The SQL this generates is just as you would expect:

exec sp_executesql N'SELECT [t0].[ProductID], [t0].[ProductName], [t0].[SupplierID], 
[t0].[CategoryID], [t0].[QuantityPerUnit], [t0].[UnitPrice], [t0].[UnitsInStock], 
[t0].[UnitsOnOrder], [t0].[ReorderLevel], [t0].[Discontinued]
FROM [dbo].[Products] AS [t0]
WHERE ([t0].[CategoryID]) IN (@p0, @p1, @p2)
ORDER BY [t0].[CategoryID]',N'@p0 int,@p1 int,@p2 int',@p0=1,@p1=4,@p2=7

Woo hoo. You gotta love a bit of LINQ. Again, the Request.Form value is converted to an array of strings using the string.Split() method. To work with the type-safety of LINQ to SQL generated classes and their properties, this then needs to be converted to an array of ints. A nice little method Array.ConvertAll(TInput, TOutput) helps magnificently here. If you read the docs, you will see that it takes an array and a delegate pointing to the method that will perform the conversion from one type to the other. As soon as you see that a method takes a delegate as an argument, it's a candidate for a Lambda expression. This one is no different. The lambda takes each element of the string array and uses int.Parse() to convert it to an int.

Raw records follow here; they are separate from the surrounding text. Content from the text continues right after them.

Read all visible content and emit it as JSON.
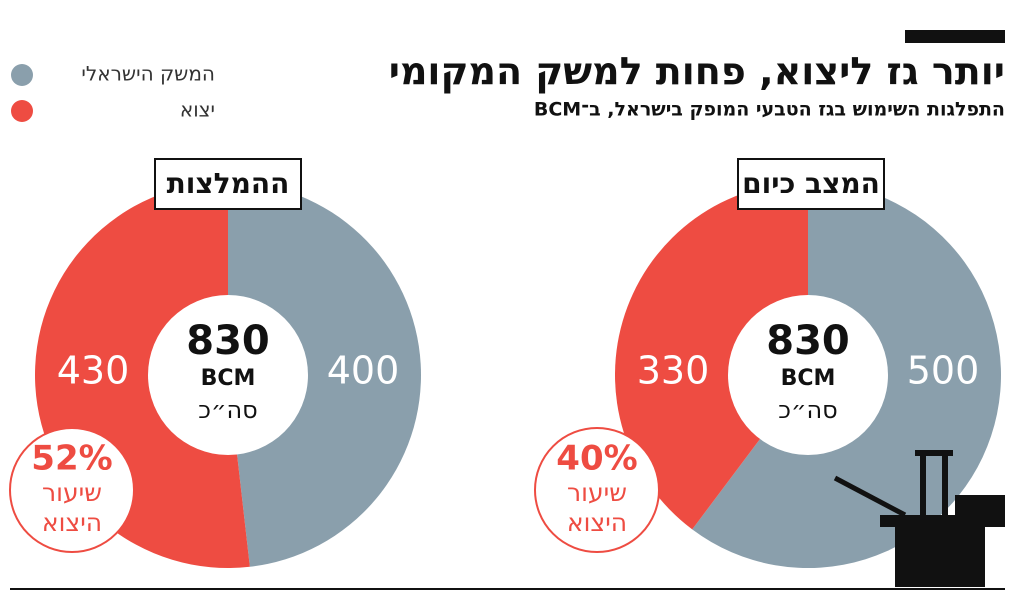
{
  "header": {
    "title": "יותר גז ליצוא, פחות למשק המקומי",
    "subtitle": "התפלגות השימוש בגז הטבעי המופק בישראל, ב־BCM"
  },
  "chart_data": [
    {
      "type": "pie",
      "title": "המצב כיום",
      "categories": [
        "המשק הישראלי",
        "יצוא"
      ],
      "colors": [
        "#8a9fac",
        "#ee4c42"
      ],
      "values": [
        500,
        330
      ],
      "total": 830,
      "total_unit": "BCM",
      "total_label": "סה״כ",
      "share_label": "40%",
      "share_caption": "שיעור היצוא"
    },
    {
      "type": "pie",
      "title": "ההמלצות",
      "categories": [
        "המשק הישראלי",
        "יצוא"
      ],
      "colors": [
        "#8a9fac",
        "#ee4c42"
      ],
      "values": [
        400,
        430
      ],
      "total": 830,
      "total_unit": "BCM",
      "total_label": "סה״כ",
      "share_label": "52%",
      "share_caption": "שיעור היצוא"
    }
  ]
}
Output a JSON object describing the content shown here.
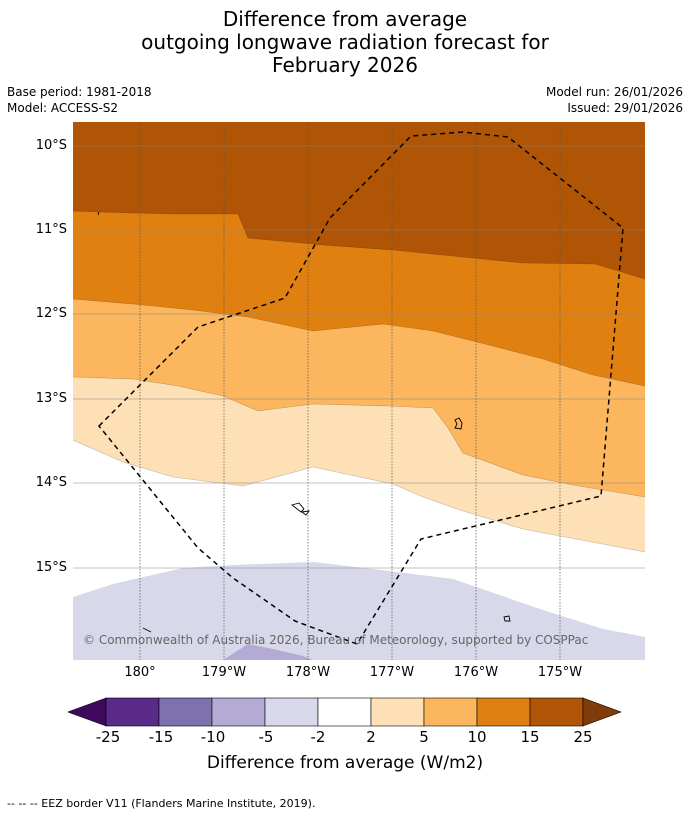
{
  "title": {
    "line1": "Difference from average",
    "line2": "outgoing longwave radiation forecast for",
    "line3": "February 2026"
  },
  "meta": {
    "base_period": "Base period: 1981-2018",
    "model": "Model: ACCESS-S2",
    "model_run": "Model run: 26/01/2026",
    "issued": "Issued: 29/01/2026"
  },
  "map": {
    "lat_labels": [
      "10°S",
      "11°S",
      "12°S",
      "13°S",
      "14°S",
      "15°S"
    ],
    "lon_labels": [
      "180°",
      "179°W",
      "178°W",
      "177°W",
      "176°W",
      "175°W"
    ],
    "copyright": "© Commonwealth of Australia 2026, Bureau of Meteorology, supported by COSPPac",
    "colors": {
      "c10_15": "#e08010",
      "c15_25": "#b05505",
      "c5_10": "#fbb65e",
      "c2_5": "#fde0b5",
      "cn2_n5": "#d8d8eb",
      "cn5_n10": "#b3abd3"
    }
  },
  "colorbar": {
    "ticks": [
      "-25",
      "-15",
      "-10",
      "-5",
      "-2",
      "2",
      "5",
      "10",
      "15",
      "25"
    ],
    "colors": [
      "#3f0a5e",
      "#5a2a8a",
      "#7e71b0",
      "#b3abd3",
      "#d8d8eb",
      "#ffffff",
      "#fde0b5",
      "#fbb65e",
      "#e08010",
      "#b05505",
      "#7f3b08"
    ],
    "label": "Difference from average (W/m2)"
  },
  "footer": "--  --  -- EEZ border V11 (Flanders Marine Institute, 2019)."
}
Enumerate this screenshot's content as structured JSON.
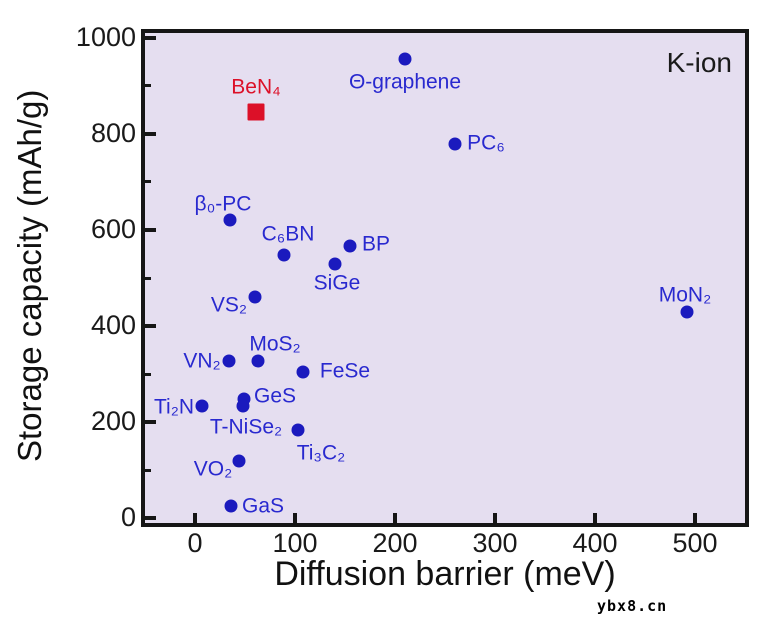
{
  "figure": {
    "watermark": "ybx8.cn"
  },
  "colors": {
    "point_blue": "#1b1abe",
    "label_blue": "#2929cf",
    "highlight_red": "#dc1028",
    "plot_background": "#e5def0",
    "frame": "#161616",
    "axis_text": "#1a1a1a"
  },
  "chart_data": {
    "type": "scatter",
    "annotation": "K-ion",
    "xlabel": "Diffusion barrier (meV)",
    "ylabel": "Storage capacity (mAh/g)",
    "xlim": [
      -50,
      550
    ],
    "ylim": [
      -10,
      1010
    ],
    "xticks": [
      0,
      100,
      200,
      300,
      400,
      500
    ],
    "yticks": [
      0,
      200,
      400,
      600,
      800,
      1000
    ],
    "yticks_minor": [
      100,
      300,
      500,
      700,
      900
    ],
    "grid": false,
    "legend_position": "none",
    "points": [
      {
        "label": "Θ-graphene",
        "x": 210,
        "y": 955,
        "marker": "circle",
        "color": "blue",
        "label_offset": [
          0,
          23
        ]
      },
      {
        "label": "BeN₄",
        "x": 61,
        "y": 845,
        "marker": "square",
        "color": "red",
        "label_offset": [
          0,
          -25
        ]
      },
      {
        "label": "PC₆",
        "x": 260,
        "y": 778,
        "marker": "circle",
        "color": "blue",
        "label_offset": [
          31,
          -1
        ]
      },
      {
        "label": "β₀-PC",
        "x": 35,
        "y": 620,
        "marker": "circle",
        "color": "blue",
        "label_offset": [
          -7,
          -16
        ]
      },
      {
        "label": "C₆BN",
        "x": 89,
        "y": 547,
        "marker": "circle",
        "color": "blue",
        "label_offset": [
          4,
          -21
        ]
      },
      {
        "label": "BP",
        "x": 155,
        "y": 567,
        "marker": "circle",
        "color": "blue",
        "label_offset": [
          26,
          -2
        ]
      },
      {
        "label": "SiGe",
        "x": 140,
        "y": 530,
        "marker": "circle",
        "color": "blue",
        "label_offset": [
          2,
          19
        ]
      },
      {
        "label": "VS₂",
        "x": 60,
        "y": 460,
        "marker": "circle",
        "color": "blue",
        "label_offset": [
          -26,
          8
        ]
      },
      {
        "label": "MoN₂",
        "x": 492,
        "y": 429,
        "marker": "circle",
        "color": "blue",
        "label_offset": [
          -2,
          -17
        ]
      },
      {
        "label": "VN₂",
        "x": 34,
        "y": 328,
        "marker": "circle",
        "color": "blue",
        "label_offset": [
          -27,
          0
        ]
      },
      {
        "label": "MoS₂",
        "x": 63,
        "y": 327,
        "marker": "circle",
        "color": "blue",
        "label_offset": [
          17,
          -17
        ]
      },
      {
        "label": "FeSe",
        "x": 108,
        "y": 305,
        "marker": "circle",
        "color": "blue",
        "label_offset": [
          42,
          -1
        ]
      },
      {
        "label": "Ti₂N",
        "x": 7,
        "y": 233,
        "marker": "circle",
        "color": "blue",
        "label_offset": [
          -28,
          1
        ]
      },
      {
        "label": "GeS",
        "x": 49,
        "y": 249,
        "marker": "circle",
        "color": "blue",
        "label_offset": [
          31,
          -3
        ]
      },
      {
        "label": "T-NiSe₂",
        "x": 48,
        "y": 233,
        "marker": "circle",
        "color": "blue",
        "label_offset": [
          3,
          21
        ]
      },
      {
        "label": "Ti₃C₂",
        "x": 103,
        "y": 183,
        "marker": "circle",
        "color": "blue",
        "label_offset": [
          23,
          23
        ]
      },
      {
        "label": "VO₂",
        "x": 44,
        "y": 120,
        "marker": "circle",
        "color": "blue",
        "label_offset": [
          -26,
          8
        ]
      },
      {
        "label": "GaS",
        "x": 36,
        "y": 25,
        "marker": "circle",
        "color": "blue",
        "label_offset": [
          32,
          0
        ]
      }
    ]
  }
}
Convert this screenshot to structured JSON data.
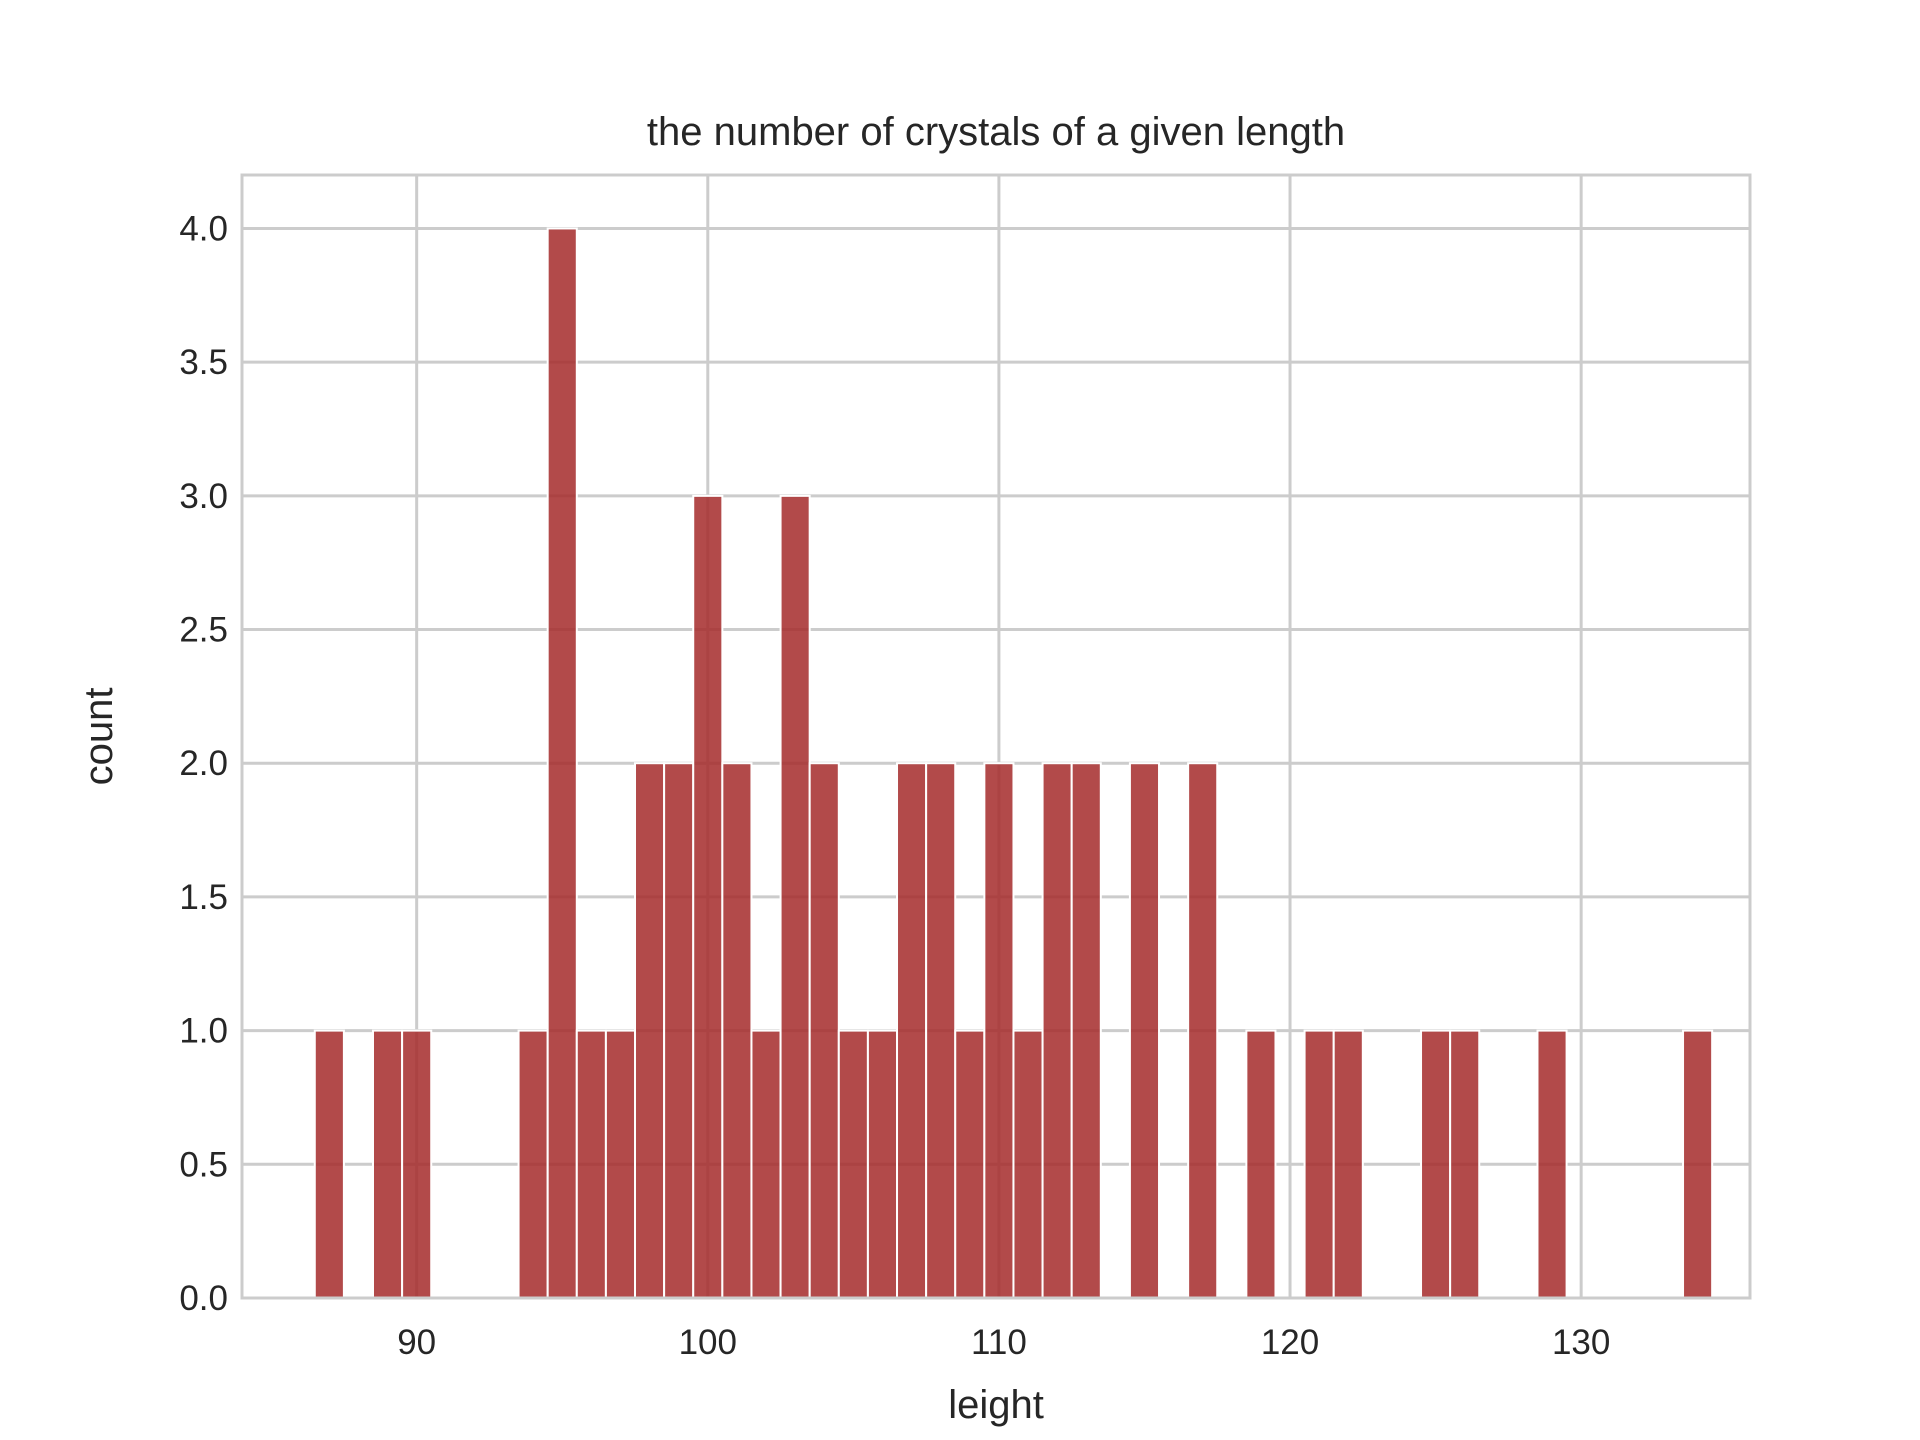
{
  "chart_data": {
    "type": "bar",
    "title": "the number of crystals of a given length",
    "xlabel": "leight",
    "ylabel": "count",
    "xlim": [
      84.0,
      135.8
    ],
    "ylim": [
      0,
      4.2
    ],
    "xticks": [
      90,
      100,
      110,
      120,
      130
    ],
    "xtick_labels": [
      "90",
      "100",
      "110",
      "120",
      "130"
    ],
    "yticks": [
      0.0,
      0.5,
      1.0,
      1.5,
      2.0,
      2.5,
      3.0,
      3.5,
      4.0
    ],
    "ytick_labels": [
      "0.0",
      "0.5",
      "1.0",
      "1.5",
      "2.0",
      "2.5",
      "3.0",
      "3.5",
      "4.0"
    ],
    "grid": true,
    "bar_color": "#a52a2a",
    "bin_start": 86.5,
    "bin_width": 1.0,
    "values": [
      1,
      0,
      1,
      1,
      0,
      0,
      0,
      1,
      4,
      1,
      1,
      2,
      2,
      3,
      2,
      1,
      3,
      2,
      1,
      1,
      2,
      2,
      1,
      2,
      1,
      2,
      2,
      0,
      2,
      0,
      2,
      0,
      1,
      0,
      1,
      1,
      0,
      0,
      1,
      1,
      0,
      0,
      1,
      0,
      0,
      0,
      0,
      1
    ]
  }
}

One final thing to mention. If you try this yourself with the default schema of the Northwind database, you will probably get a complaint from the compiler around the Contains() method. The reason for this is that Products.CategoryID is by default a nullable int - arising from the fact that the default design of the Northwind database allows nulls in that particular column. The compiler is mightily satisfied if you explicitly cast p.CategoryID to an int:


.Where(p => output.Contains((int)p.CategoryID))

Or you can do what I did - amended the database column so that it does not allow nulls, single click CategoryID in the Products class in the LINQ to SQL designer, go to the properties panel and set Nullable to false.